Zahn also uncritically repeats Taitz's baseless attack on FactCheck.org, asserting that it "claim[ed] to have examined Obama's birth certificate and found it valid. Neither the state of Hawaii, nor Obama has ever released such birth certificate." In fact, FactCheck claimed to have examained the certificate of live birth released by the Obama campaign. Unsurprisingly, Zahn fails to note that WND itself delcared that certificate to be valid.

Zahn goes on to parrot Farah's 2007 attack on Snopes -- but since it's a one-sided account, Zahn doesn't bother to tell the full truth.

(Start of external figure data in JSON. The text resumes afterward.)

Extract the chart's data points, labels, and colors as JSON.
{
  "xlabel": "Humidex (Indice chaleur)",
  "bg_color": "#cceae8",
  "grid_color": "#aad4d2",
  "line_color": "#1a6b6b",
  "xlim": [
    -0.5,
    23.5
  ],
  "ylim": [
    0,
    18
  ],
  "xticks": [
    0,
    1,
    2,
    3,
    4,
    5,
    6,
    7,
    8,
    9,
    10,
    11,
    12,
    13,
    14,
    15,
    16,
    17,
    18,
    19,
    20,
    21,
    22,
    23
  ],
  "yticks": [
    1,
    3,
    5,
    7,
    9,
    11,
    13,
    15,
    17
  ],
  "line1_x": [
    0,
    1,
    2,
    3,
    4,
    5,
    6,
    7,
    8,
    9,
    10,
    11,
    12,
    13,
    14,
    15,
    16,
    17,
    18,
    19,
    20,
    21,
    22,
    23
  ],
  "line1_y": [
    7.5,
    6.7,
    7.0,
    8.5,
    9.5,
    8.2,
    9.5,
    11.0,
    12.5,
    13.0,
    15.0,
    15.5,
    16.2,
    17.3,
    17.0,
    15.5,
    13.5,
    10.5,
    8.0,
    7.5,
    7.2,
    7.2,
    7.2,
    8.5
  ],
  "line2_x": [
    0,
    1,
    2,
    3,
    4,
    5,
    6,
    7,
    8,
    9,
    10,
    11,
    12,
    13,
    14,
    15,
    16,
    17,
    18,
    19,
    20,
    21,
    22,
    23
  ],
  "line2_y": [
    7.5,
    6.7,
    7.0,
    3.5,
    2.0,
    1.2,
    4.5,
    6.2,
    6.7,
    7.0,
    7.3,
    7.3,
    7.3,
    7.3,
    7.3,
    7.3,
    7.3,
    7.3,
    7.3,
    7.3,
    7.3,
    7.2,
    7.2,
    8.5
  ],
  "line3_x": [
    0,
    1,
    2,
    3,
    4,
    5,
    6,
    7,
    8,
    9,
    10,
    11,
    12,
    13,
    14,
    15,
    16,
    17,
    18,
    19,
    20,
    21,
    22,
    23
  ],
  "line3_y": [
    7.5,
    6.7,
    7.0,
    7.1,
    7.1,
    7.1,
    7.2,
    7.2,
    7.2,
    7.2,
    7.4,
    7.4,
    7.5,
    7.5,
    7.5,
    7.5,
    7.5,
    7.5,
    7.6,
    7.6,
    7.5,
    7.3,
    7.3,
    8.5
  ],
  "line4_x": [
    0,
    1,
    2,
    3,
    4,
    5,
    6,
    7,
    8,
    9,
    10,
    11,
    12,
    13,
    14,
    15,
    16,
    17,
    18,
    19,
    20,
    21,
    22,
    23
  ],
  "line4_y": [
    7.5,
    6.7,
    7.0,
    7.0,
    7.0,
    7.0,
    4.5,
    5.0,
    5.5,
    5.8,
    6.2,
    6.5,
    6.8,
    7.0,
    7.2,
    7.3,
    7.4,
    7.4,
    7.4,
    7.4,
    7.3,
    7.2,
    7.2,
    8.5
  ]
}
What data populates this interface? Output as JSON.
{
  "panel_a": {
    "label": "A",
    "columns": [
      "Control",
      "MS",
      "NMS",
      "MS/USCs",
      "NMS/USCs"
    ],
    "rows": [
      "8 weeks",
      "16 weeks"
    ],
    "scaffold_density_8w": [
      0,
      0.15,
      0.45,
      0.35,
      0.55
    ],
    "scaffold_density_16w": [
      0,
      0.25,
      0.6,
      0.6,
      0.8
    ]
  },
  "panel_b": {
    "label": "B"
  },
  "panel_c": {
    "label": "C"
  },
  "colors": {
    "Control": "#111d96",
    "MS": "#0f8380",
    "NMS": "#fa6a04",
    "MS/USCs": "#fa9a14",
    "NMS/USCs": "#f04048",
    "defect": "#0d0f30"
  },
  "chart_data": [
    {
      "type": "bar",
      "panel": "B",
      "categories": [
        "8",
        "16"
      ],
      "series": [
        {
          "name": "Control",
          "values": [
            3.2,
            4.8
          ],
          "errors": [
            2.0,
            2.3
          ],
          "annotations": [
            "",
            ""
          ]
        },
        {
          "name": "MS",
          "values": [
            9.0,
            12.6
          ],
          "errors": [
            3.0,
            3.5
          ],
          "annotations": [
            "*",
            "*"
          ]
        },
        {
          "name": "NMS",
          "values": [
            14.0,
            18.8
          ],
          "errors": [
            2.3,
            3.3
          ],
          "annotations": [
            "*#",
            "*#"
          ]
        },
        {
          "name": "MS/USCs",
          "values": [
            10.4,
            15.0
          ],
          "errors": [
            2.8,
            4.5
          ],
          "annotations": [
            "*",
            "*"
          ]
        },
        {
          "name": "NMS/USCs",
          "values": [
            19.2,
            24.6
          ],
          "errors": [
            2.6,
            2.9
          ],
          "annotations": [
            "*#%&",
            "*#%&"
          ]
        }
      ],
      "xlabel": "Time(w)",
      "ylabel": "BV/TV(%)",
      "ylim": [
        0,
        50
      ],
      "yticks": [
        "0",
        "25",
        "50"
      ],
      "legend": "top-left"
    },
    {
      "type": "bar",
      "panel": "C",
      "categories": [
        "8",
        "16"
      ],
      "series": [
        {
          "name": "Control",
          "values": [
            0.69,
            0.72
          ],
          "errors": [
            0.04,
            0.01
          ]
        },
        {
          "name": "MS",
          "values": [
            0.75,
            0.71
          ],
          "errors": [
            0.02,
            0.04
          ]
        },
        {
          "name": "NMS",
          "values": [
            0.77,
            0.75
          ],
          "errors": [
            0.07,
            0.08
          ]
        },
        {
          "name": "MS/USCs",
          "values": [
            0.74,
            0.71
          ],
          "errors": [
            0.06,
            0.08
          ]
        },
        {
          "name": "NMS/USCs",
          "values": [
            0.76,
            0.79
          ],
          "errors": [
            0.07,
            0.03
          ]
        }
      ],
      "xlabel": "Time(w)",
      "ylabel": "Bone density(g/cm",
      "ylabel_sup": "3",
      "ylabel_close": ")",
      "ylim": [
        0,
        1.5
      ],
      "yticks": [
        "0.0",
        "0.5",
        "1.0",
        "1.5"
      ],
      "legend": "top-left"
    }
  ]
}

As we reported at the time, WND published an alarmist article by Farah on the purported hazards of compact flourescent light bulbs, focusing on the case of a woman who claimed she faced a $2,000 clean-up bill after a bulb broke. Farah failed to mention evidence that a four-figure cleanup of a broken CFL is overkill. Snopes cited Farah's article as an example of a fallacious claim. That got Farah's dander up, and he insisted that it was "ludicrous" for Snopes to claim he suggested that "An environmental clean-up crew needs to be called in to deal with the mercury dispersed by one broken CFL bulb" (despite Farah's enthusiastic promotion of the woman's alarmist claims to that effect) and that "Everything in the story is 100 percent accurate and truthful – and not a word of the original story has been altered" (ignoring the fact that he selectively quoted from the original article, thus introducing factual misrepresentation into his own by telling only one side of the story).

Zahn bizarrely reframes the issue, asserting that "Snopes was investigating claims that the Environmental Protection Agency was covering over safety concerns with compact fluorescent light bulbs" and that Snopes somehow erred by citing the EPA guidelines on how to dispose of a broken CFL. At no pointdid Farah then, or Zahn now, offer evidence to contradict those EPA guidelines.

Farah concluded that 2007 column by laughably asserting that, unlike Snopes and Wikipedia, WND has the "traits" of "honesty, integrity and standards." Zahn demonstrates yet again, through failing to fact-check those whose views he's promoting, that WND has none of those traits.